Question

A current of 2 A flows through the$2\,\Omega$ resistor when connected across a battery. The same battery supplies a current of 0.5 A when connected across a $9\,\Omega$ resistor. The internal resistance of the battery is
A. $1/3\,\Omega$
B. $1/4\,\,\Omega$
C. $1\,\Omega$
D. $0.5\,\Omega$

Answer 1

Draw the circuit diagram containing external resistor and battery. Apply Kirchhoff’s voltage law and express the current in the circuit. Again express the current in the circuit for the second case and solve these two equations to determine the internal resistance of the battery.

Formula used:
Ohm’s law,
$V = IR$
Here, V is the voltage, I is the current and R is the resistance.

Complete step by step answer:
Let’s draw the circuit diagram containing battery and resistor as shown in the figure below,

In the above figure, R is the external resistor connected across the battery and r is the internal resistance of the battery.
Now, let’s apply Kirchhoff’s voltage law to the above circuit as follows,
$E - IR - Ir = 0$
$\Rightarrow IR + Ir = E$
$\Rightarrow I = \dfrac{E}{{R + r}}$ …… (1)

This is the current in the circuit when the$2\,\Omega$ resistor is connected across the battery. Now let’s express the current in the circuit when $9\,\Omega$ resistor is connected across the battery as follows,
$I' = \dfrac{E}{{R' + r}}$ …… (2)
Dividing equation (1) and equation (2), we get,
$\dfrac{I}{{I'}} = \dfrac{{\dfrac{E}{{R + r}}}}{{\dfrac{E}{{R' + r}}}}$
$\Rightarrow \dfrac{I}{{I'}} = \dfrac{{R' + r}}{{R + r}}$
Substituting 2 A for I, 0.5 A for $I'$, $2\,\Omega$ for R and $9\,\Omega$ for $R'$ in the above equation, we get,
$\dfrac{2}{{0.5}} = \dfrac{{9 + r}}{{2 + r}}$
$\Rightarrow 4 = \dfrac{{9 + r}}{{2 + r}}$
$\Rightarrow 8 + 4r = 9 + r$
$\Rightarrow 3r = 1$
$\therefore r = 1/3\,\Omega$
Therefore, the internal resistance of the battery is $1/3\,\Omega$.
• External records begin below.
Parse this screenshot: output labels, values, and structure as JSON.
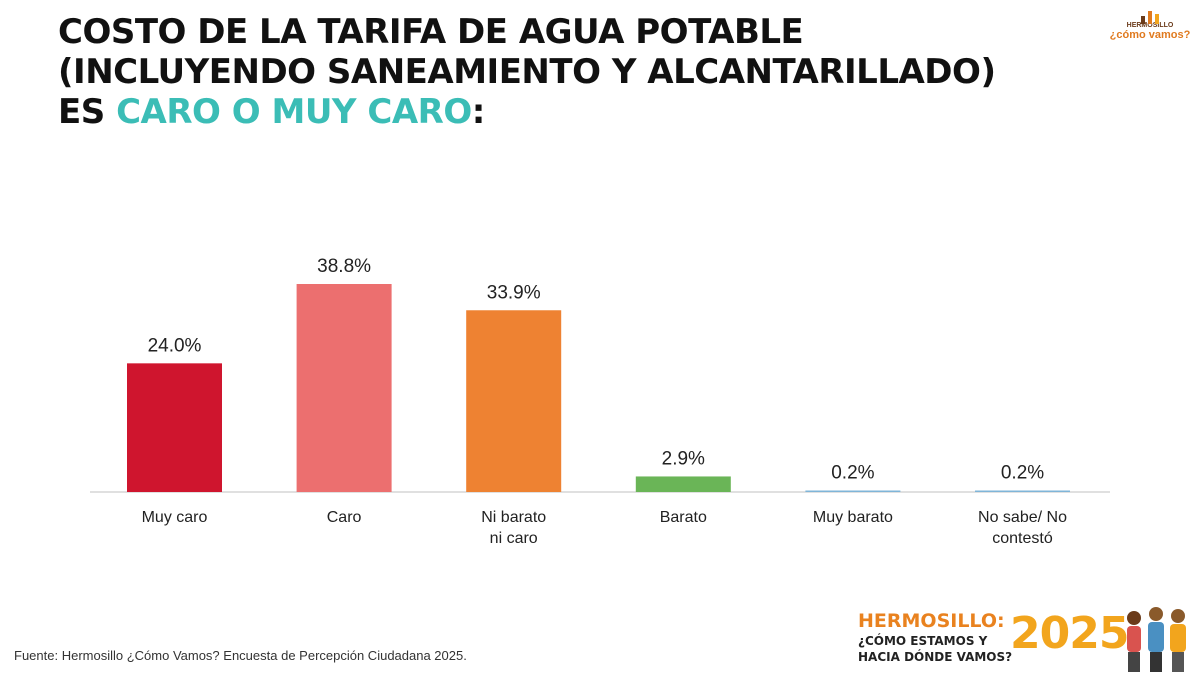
{
  "title": {
    "line1": "COSTO DE LA TARIFA DE AGUA POTABLE",
    "line2": "(INCLUYENDO SANEAMIENTO Y ALCANTARILLADO)",
    "line3_prefix": "ES ",
    "line3_highlight": "CARO O MUY CARO",
    "line3_suffix": ":"
  },
  "logo_top": {
    "line1": "HERMOSILLO",
    "line2": "¿cómo vamos?"
  },
  "banner": {
    "line1": "HERMOSILLO:",
    "line2": "¿CÓMO ESTAMOS Y",
    "line3": "HACIA DÓNDE VAMOS?",
    "year": "2025"
  },
  "source": "Fuente: Hermosillo ¿Cómo Vamos? Encuesta de Percepción Ciudadana 2025.",
  "colors": {
    "title_highlight": "#3bbdb6",
    "brand_orange": "#e9821f"
  },
  "chart_data": {
    "type": "bar",
    "categories": [
      [
        "Muy caro"
      ],
      [
        "Caro"
      ],
      [
        "Ni barato",
        "ni caro"
      ],
      [
        "Barato"
      ],
      [
        "Muy barato"
      ],
      [
        "No sabe/ No",
        "contestó"
      ]
    ],
    "values": [
      24.0,
      38.8,
      33.9,
      2.9,
      0.2,
      0.2
    ],
    "value_labels": [
      "24.0%",
      "38.8%",
      "33.9%",
      "2.9%",
      "0.2%",
      "0.2%"
    ],
    "bar_colors": [
      "#cf152e",
      "#ec6f6f",
      "#ee8232",
      "#6ab557",
      "#7fb5d8",
      "#7fb5d8"
    ],
    "unit": "%",
    "ylim": [
      0,
      40
    ],
    "grid": false,
    "legend": "none"
  }
}
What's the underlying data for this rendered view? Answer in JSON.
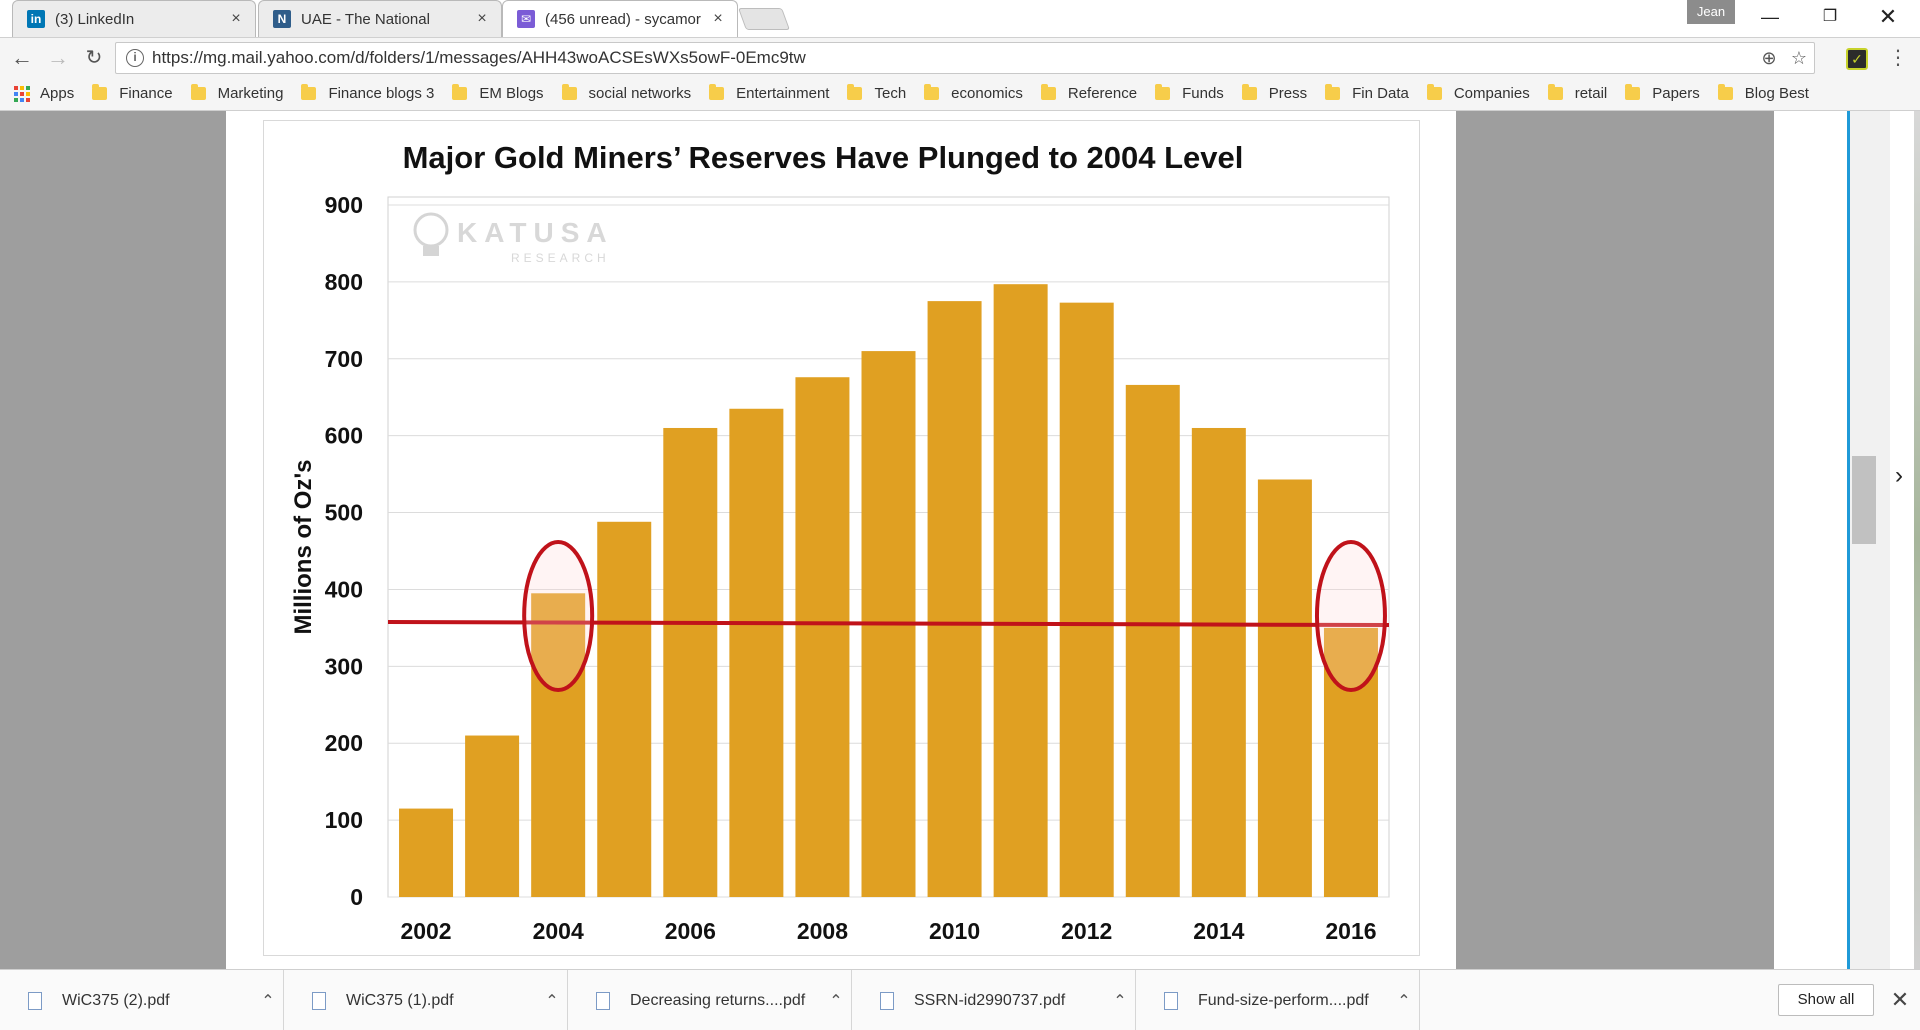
{
  "tabs": [
    {
      "title": "(3) LinkedIn",
      "favicon": "in",
      "color": "#0077b5"
    },
    {
      "title": "UAE - The National",
      "favicon": "N",
      "color": "#2f5d8a"
    },
    {
      "title": "(456 unread) - sycamore",
      "favicon": "✉",
      "color": "#7b5cd6"
    }
  ],
  "profile": "Jean",
  "address": {
    "url": "https://mg.mail.yahoo.com/d/folders/1/messages/AHH43woACSEsWXs5owF-0Emc9tw"
  },
  "bookmarks": {
    "apps_label": "Apps",
    "folders": [
      "Finance",
      "Marketing",
      "Finance blogs 3",
      "EM Blogs",
      "social networks",
      "Entertainment",
      "Tech",
      "economics",
      "Reference",
      "Funds",
      "Press",
      "Fin Data",
      "Companies",
      "retail",
      "Papers",
      "Blog Best"
    ]
  },
  "watermark": {
    "brand": "KATUSA",
    "sub": "RESEARCH"
  },
  "chart_data": {
    "type": "bar",
    "title": "Major Gold Miners’ Reserves Have Plunged to 2004 Level",
    "ylabel": "Millions of Oz's",
    "xlabel": "",
    "ylim": [
      0,
      900
    ],
    "yticks": [
      0,
      100,
      200,
      300,
      400,
      500,
      600,
      700,
      800,
      900
    ],
    "categories": [
      "2002",
      "2003",
      "2004",
      "2005",
      "2006",
      "2007",
      "2008",
      "2009",
      "2010",
      "2011",
      "2012",
      "2013",
      "2014",
      "2015",
      "2016"
    ],
    "x_tick_labels": [
      "2002",
      "",
      "2004",
      "",
      "2006",
      "",
      "2008",
      "",
      "2010",
      "",
      "2012",
      "",
      "2014",
      "",
      "2016"
    ],
    "values": [
      115,
      210,
      395,
      488,
      610,
      635,
      676,
      710,
      775,
      797,
      773,
      666,
      610,
      543,
      350
    ],
    "reference_line": 355,
    "highlighted": [
      "2004",
      "2016"
    ],
    "bar_color": "#e0a022",
    "line_color": "#c0121a",
    "grid": true
  },
  "downloads": [
    {
      "name": "WiC375 (2).pdf"
    },
    {
      "name": "WiC375 (1).pdf"
    },
    {
      "name": "Decreasing returns....pdf"
    },
    {
      "name": "SSRN-id2990737.pdf"
    },
    {
      "name": "Fund-size-perform....pdf"
    }
  ],
  "shelf": {
    "show_all": "Show all"
  }
}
So, the correct answer is “Option A”.

Note:
In equation (2), the internal resistance of the battery r does not change with changing the value of external resistance R. Students don’t need to apply Kirchhoff’s law to express the current in the circuit. You can memorize the formula (1) to calculate the internal resistance of the battery. If multiple resistors are connected in the circuit then calculate the equivalent resistance of the circuit.